Using rail transportation is closely connected with the dry port concept. For environmentally conscious shippers, it offers the possibility of using rail mode instead of road mode and thus decreases the environmental impact of their products. Rail operators obviously benefit from dry ports, especially from distant dry ports, because it increases the scale of their business in a comparatively lucrative segment. This is particularly important for rail transport depending on economies of scale and can make continental services viable although ports are reluctant to bring in containers not relating to shipping. At least, the fixed costs of the intermodal terminal itself can be distributed between transshipments when adding the dry port flows. Road transport operators do not benefit from this configuration directly since the aim is to move transport of containers from road to rail, but they are still involved in the intermodal transport chains. As they are not particularly paid for waiting in congestion or at crowded gates at the port, they can serve the dry port surroundings with shorter hauls and better total revenues.

The strategy of dry port implementation is extremely vital for QQCT as this container terminal is located on the territory of Qingdao West Coast Economic New Zone that follows the strategy of low-carbon development and smart city concept. In addition, Qingdao city plans to implement the new construction strategy and to establish an eco-coastline along Jiaozhou Bay with different functional emphases. For example, it might include conferences and exhibitions in Hongdao and logistics operation in Huangdao District. The new construction strategy is expected to fuel economic growth of Qingdao’s satellite cities.
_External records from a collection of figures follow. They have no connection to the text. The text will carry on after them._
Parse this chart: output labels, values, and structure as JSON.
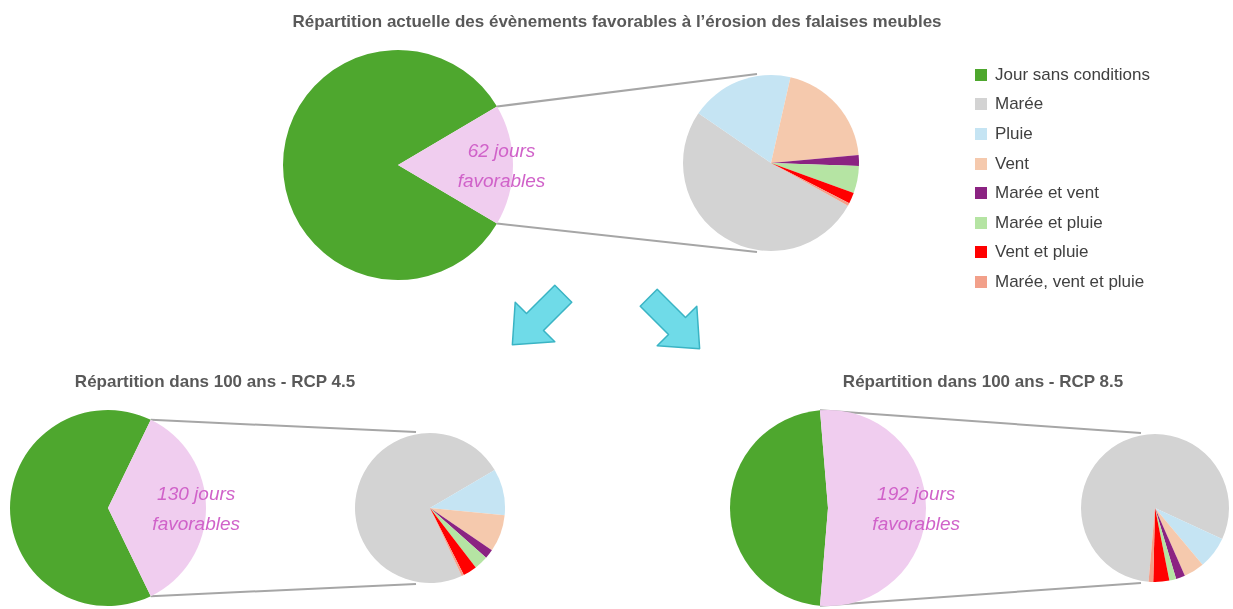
{
  "chart_data": [
    {
      "type": "pie",
      "title": "Répartition actuelle des évènements favorables à l’érosion des falaises meubles",
      "categories": [
        "Jour sans conditions",
        null
      ],
      "values": [
        303,
        62
      ],
      "colors": [
        "#4ea72e",
        "#f0cdef"
      ],
      "value_labels": [
        null,
        "62 jours favorables"
      ],
      "legend": "right"
    },
    {
      "type": "pie",
      "categories": [
        "Marée",
        "Pluie",
        "Vent",
        "Marée et vent",
        "Marée et pluie",
        "Vent et pluie",
        "Marée, vent et pluie"
      ],
      "values": [
        51.5,
        19,
        20,
        2,
        5,
        2,
        0.5
      ],
      "colors": [
        "#d3d3d3",
        "#c5e4f3",
        "#f5c9ad",
        "#8b2382",
        "#b5e4a3",
        "#ff0000",
        "#f2a08a"
      ],
      "legend": "right"
    },
    {
      "type": "pie",
      "title": "Répartition dans 100 ans - RCP 4.5",
      "categories": [
        null,
        null
      ],
      "values": [
        235,
        130
      ],
      "colors": [
        "#4ea72e",
        "#f0cdef"
      ],
      "value_labels": [
        null,
        "130 jours favorables"
      ]
    },
    {
      "type": "pie",
      "categories": [
        null,
        null,
        null,
        null,
        null,
        null,
        null
      ],
      "values": [
        73.5,
        10,
        8,
        2,
        3,
        3,
        0.5
      ],
      "colors": [
        "#d3d3d3",
        "#c5e4f3",
        "#f5c9ad",
        "#8b2382",
        "#b5e4a3",
        "#ff0000",
        "#f2a08a"
      ]
    },
    {
      "type": "pie",
      "title": "Répartition dans 100 ans - RCP 8.5",
      "categories": [
        null,
        null
      ],
      "values": [
        173,
        192
      ],
      "colors": [
        "#4ea72e",
        "#f0cdef"
      ],
      "value_labels": [
        null,
        "192 jours favorables"
      ]
    },
    {
      "type": "pie",
      "categories": [
        null,
        null,
        null,
        null,
        null,
        null,
        null
      ],
      "values": [
        80.5,
        7,
        4.5,
        2,
        1.5,
        3.5,
        1
      ],
      "colors": [
        "#d3d3d3",
        "#c5e4f3",
        "#f5c9ad",
        "#8b2382",
        "#b5e4a3",
        "#ff0000",
        "#f2a08a"
      ]
    }
  ]
}
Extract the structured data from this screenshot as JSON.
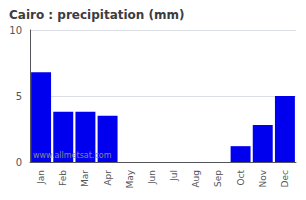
{
  "chart_data": {
    "type": "bar",
    "title": "Cairo : precipitation (mm)",
    "categories": [
      "Jan",
      "Feb",
      "Mar",
      "Apr",
      "May",
      "Jun",
      "Jul",
      "Aug",
      "Sep",
      "Oct",
      "Nov",
      "Dec"
    ],
    "values": [
      6.8,
      3.8,
      3.8,
      3.5,
      0.0,
      0.0,
      0.0,
      0.0,
      0.0,
      1.2,
      2.8,
      5.0
    ],
    "color": "#0000ee",
    "ylim": [
      0,
      10
    ],
    "yticks": [
      0,
      5,
      10
    ],
    "grid": true,
    "annotations": [
      "www.allmetsat.com"
    ]
  }
}
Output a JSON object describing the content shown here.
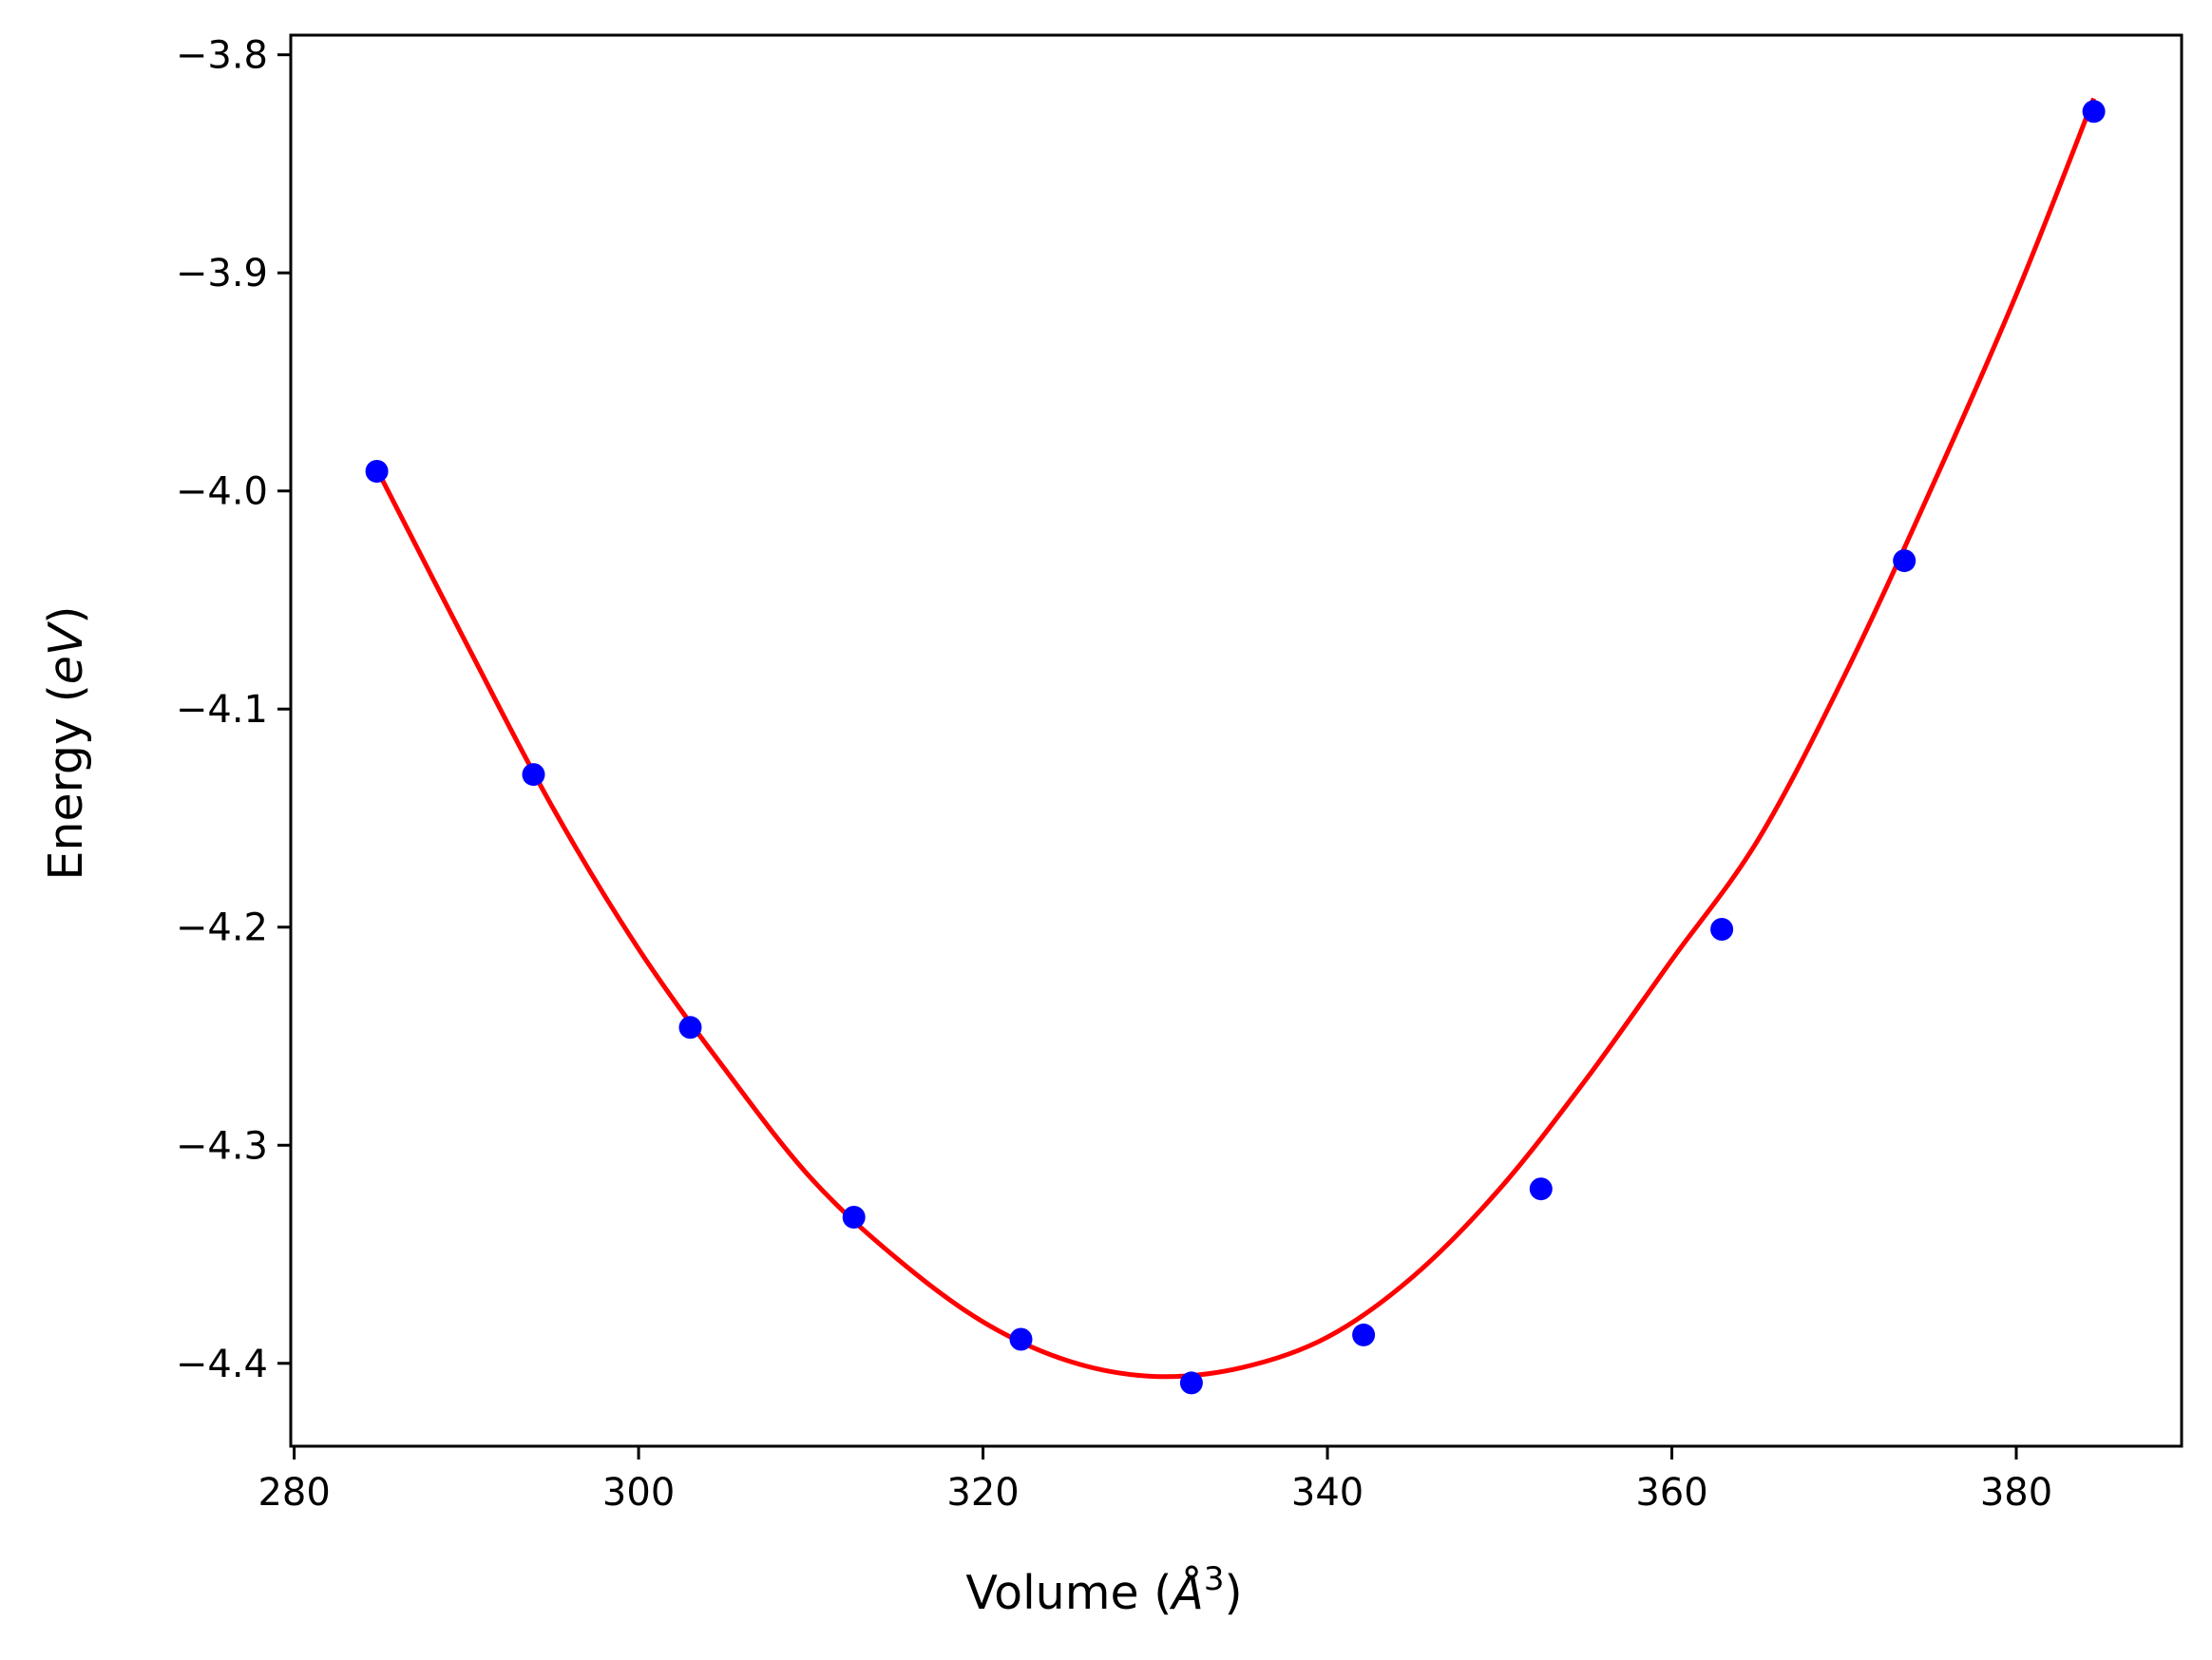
{
  "chart_data": {
    "type": "scatter",
    "xlabel": "Volume (Å³)",
    "xlabel_main": "Volume (",
    "xlabel_unit": "Å",
    "xlabel_exp": "3",
    "xlabel_close": ")",
    "ylabel": "Energy (eV)",
    "ylabel_main": "Energy (",
    "ylabel_unit": "eV",
    "ylabel_close": ")",
    "xlim": [
      279.8,
      389.6
    ],
    "ylim": [
      -4.438,
      -3.791
    ],
    "x_ticks": [
      280,
      300,
      320,
      340,
      360,
      380
    ],
    "x_tick_labels": [
      "280",
      "300",
      "320",
      "340",
      "360",
      "380"
    ],
    "y_ticks": [
      -4.4,
      -4.3,
      -4.2,
      -4.1,
      -4.0,
      -3.9,
      -3.8
    ],
    "y_tick_labels": [
      "−4.4",
      "−4.3",
      "−4.2",
      "−4.1",
      "−4.0",
      "−3.9",
      "−3.8"
    ],
    "grid": false,
    "series": [
      {
        "kind": "points",
        "color": "#0000ff",
        "x": [
          284.8,
          293.9,
          303.0,
          312.5,
          322.2,
          332.1,
          342.1,
          352.4,
          362.9,
          373.5,
          384.5
        ],
        "y": [
          -3.991,
          -4.13,
          -4.246,
          -4.333,
          -4.389,
          -4.409,
          -4.387,
          -4.32,
          -4.201,
          -4.032,
          -3.826
        ]
      },
      {
        "kind": "fit-curve",
        "color": "#ff0000",
        "x": [
          284.8,
          290,
          295,
          300,
          305,
          310,
          315,
          320,
          325,
          330,
          335,
          340,
          345,
          350,
          355,
          360,
          365,
          370,
          375,
          380,
          384.5
        ],
        "y": [
          -3.99,
          -4.07,
          -4.145,
          -4.21,
          -4.265,
          -4.315,
          -4.352,
          -4.381,
          -4.399,
          -4.406,
          -4.402,
          -4.388,
          -4.36,
          -4.32,
          -4.27,
          -4.215,
          -4.16,
          -4.085,
          -4.0,
          -3.91,
          -3.82
        ]
      }
    ]
  }
}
QQCT needs to take into account the mentioned development policies and work in collaboration with its tenants, terminal operators, and governmental authorities when developing its infrastructure and CO2 emissions mitigating strategies.

6 Conclusion

The conducted research resulted in the following conclusions:

  1. 1.

    The seaports need to develop the comprehensive database for the precise CO2 emissions estimation in cooperation with all the stakeholders;

  2. 2.

    The seaport mobile sources emissions should be included in the city inventories, and further improvement in city GHG inventory procedures is warranted;

  3. 3.

    The research gives the suggestions for QQCT in decreasing CO2 from CHE, HDV, and RL via the operational improvements, using clean fuels, emissions control technologies, and idle reduction technologies;

  4. 4.

    The implementation of the dry port concept, supposing the modal shift from road to rail transportation, seems to be the most effective strategy, considering the governmental region development in future.

The further research might be developed in the mobile sources, used in dry bulk and oil terminal, the analysis of the dry port concept implementation, and the cities GHG inventories methodologies, including the seaport activities.